This is Belle Époque Paris, which can be a dangerous world where there are few second chances, and none for lovers. Innocence seems to have been long ago wrung out of Marie (Simone Signoret). She's a prostitute and the bought woman of Roland, a handsome, arrogant member of Felix Leca's gang, a group of bullyboy thieves, pimps and murderers. Leca (Claude Dauphin) combines slyness, danger and oiliness in equal measure. Leca wants Marie, and on his terms. She's beautiful in a coarse and knowing way, with a swagger and a hand on her hip, a gangster's girl who takes being slapped as part of the life. When Marie meets Georges Manda, "Jo" (Serge Reggiani), a man who had been part of the life, had served time and now is a carpenter, everything changes. In the dance at the start of the movie, with the gangsters in their tight suits, their women in flouncy gowns and ribbons, cheap waltzes playing, beer and wine on the tables, Marie sees Jo, likes him and flirts. For Jo, he can't take his eyes off her. The music plays on, they dance. The next day Marie sets out to see Jo at his carpenter's shop. Her feelings deepen in some inexplicable way. Marie regains a measure of innocence with Jo and we watch this happen. Jo will do anything to protect her. Marie will do anything to protect Jo. Leca, always there, is determined to have his way.

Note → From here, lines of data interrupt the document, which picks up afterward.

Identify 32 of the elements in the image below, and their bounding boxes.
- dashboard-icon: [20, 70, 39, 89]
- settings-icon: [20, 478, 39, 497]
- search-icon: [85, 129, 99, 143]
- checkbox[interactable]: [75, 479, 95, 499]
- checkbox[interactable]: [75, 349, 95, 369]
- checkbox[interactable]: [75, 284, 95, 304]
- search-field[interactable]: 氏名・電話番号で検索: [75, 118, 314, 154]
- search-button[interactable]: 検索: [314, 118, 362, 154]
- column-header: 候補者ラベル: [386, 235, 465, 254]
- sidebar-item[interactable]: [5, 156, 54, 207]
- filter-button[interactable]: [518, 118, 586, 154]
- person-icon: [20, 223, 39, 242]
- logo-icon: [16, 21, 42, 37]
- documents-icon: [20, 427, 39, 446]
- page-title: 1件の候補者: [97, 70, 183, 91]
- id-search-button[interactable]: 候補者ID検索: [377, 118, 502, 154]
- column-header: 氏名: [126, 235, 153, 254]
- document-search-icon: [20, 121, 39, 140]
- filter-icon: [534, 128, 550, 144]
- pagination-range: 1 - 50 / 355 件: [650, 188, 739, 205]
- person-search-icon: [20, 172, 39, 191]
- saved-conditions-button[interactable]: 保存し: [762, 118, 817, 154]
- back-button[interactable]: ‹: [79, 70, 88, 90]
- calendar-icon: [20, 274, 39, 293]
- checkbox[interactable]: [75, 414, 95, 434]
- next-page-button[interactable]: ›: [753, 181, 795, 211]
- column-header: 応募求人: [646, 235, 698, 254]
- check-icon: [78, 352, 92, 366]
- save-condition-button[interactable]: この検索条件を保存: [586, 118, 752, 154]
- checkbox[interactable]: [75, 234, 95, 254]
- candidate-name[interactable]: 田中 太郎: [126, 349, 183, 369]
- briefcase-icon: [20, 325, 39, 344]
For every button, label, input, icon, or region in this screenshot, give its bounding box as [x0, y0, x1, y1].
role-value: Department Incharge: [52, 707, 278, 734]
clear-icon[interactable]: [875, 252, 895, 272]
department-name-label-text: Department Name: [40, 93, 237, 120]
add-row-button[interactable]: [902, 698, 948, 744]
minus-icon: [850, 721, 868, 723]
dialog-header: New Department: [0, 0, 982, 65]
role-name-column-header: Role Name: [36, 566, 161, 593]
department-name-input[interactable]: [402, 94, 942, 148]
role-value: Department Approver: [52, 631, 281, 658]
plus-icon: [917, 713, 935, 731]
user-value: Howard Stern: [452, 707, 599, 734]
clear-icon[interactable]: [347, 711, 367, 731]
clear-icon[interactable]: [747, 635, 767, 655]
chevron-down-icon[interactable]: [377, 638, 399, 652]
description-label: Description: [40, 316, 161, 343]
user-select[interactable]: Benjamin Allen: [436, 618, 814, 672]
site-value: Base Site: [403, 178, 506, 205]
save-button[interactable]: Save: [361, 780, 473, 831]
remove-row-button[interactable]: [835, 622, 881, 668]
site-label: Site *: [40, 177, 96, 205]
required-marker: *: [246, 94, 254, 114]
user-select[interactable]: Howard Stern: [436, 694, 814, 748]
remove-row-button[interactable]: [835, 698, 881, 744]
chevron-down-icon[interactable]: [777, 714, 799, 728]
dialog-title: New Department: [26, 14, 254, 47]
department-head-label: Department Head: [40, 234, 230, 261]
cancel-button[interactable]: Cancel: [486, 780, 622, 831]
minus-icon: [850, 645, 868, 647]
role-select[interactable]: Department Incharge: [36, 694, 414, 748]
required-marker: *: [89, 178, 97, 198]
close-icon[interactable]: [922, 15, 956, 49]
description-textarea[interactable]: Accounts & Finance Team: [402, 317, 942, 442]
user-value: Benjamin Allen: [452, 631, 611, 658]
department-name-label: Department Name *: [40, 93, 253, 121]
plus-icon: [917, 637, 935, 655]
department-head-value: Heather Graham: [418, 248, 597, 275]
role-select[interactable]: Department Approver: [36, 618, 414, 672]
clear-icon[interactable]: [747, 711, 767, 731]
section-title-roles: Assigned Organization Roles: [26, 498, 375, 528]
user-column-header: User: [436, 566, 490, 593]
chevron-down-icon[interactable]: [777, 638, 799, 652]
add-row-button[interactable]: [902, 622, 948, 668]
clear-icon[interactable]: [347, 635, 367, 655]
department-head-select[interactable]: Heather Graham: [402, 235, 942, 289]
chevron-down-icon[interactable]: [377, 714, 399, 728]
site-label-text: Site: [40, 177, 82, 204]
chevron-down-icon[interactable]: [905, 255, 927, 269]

What first appears to be a turn-of-the-century tale about gangsters and their women turns seamlessly and with foreboding into a hopeless and emotional love story. When we last see Marie I started to choke up. Does Casque d'Or, the story of Marie and Jo, reach the level of tragedy? Probably not, but it will do.
Jacques Becker, the director, didn't make many movies. He was 54 when he died. Le Trou is a tough, nerve-wracking and ironic tale of several prisoners who attempt to dig their way to freedom. Touchez Pas au Grisbi is a gangster film, but even more a view of what middle age will do to us, even gangsters. You won't know whether to smile or just shake your head when Jean Gabin has to reach for his glasses to read a phone number.
It also is somehow pleasantly satisfying to recall Signoret and Reggiani four years earlier in the opening and closing sequences of La Ronde, she the prostitute who loses her heart and he the soldier who quickly forgets her.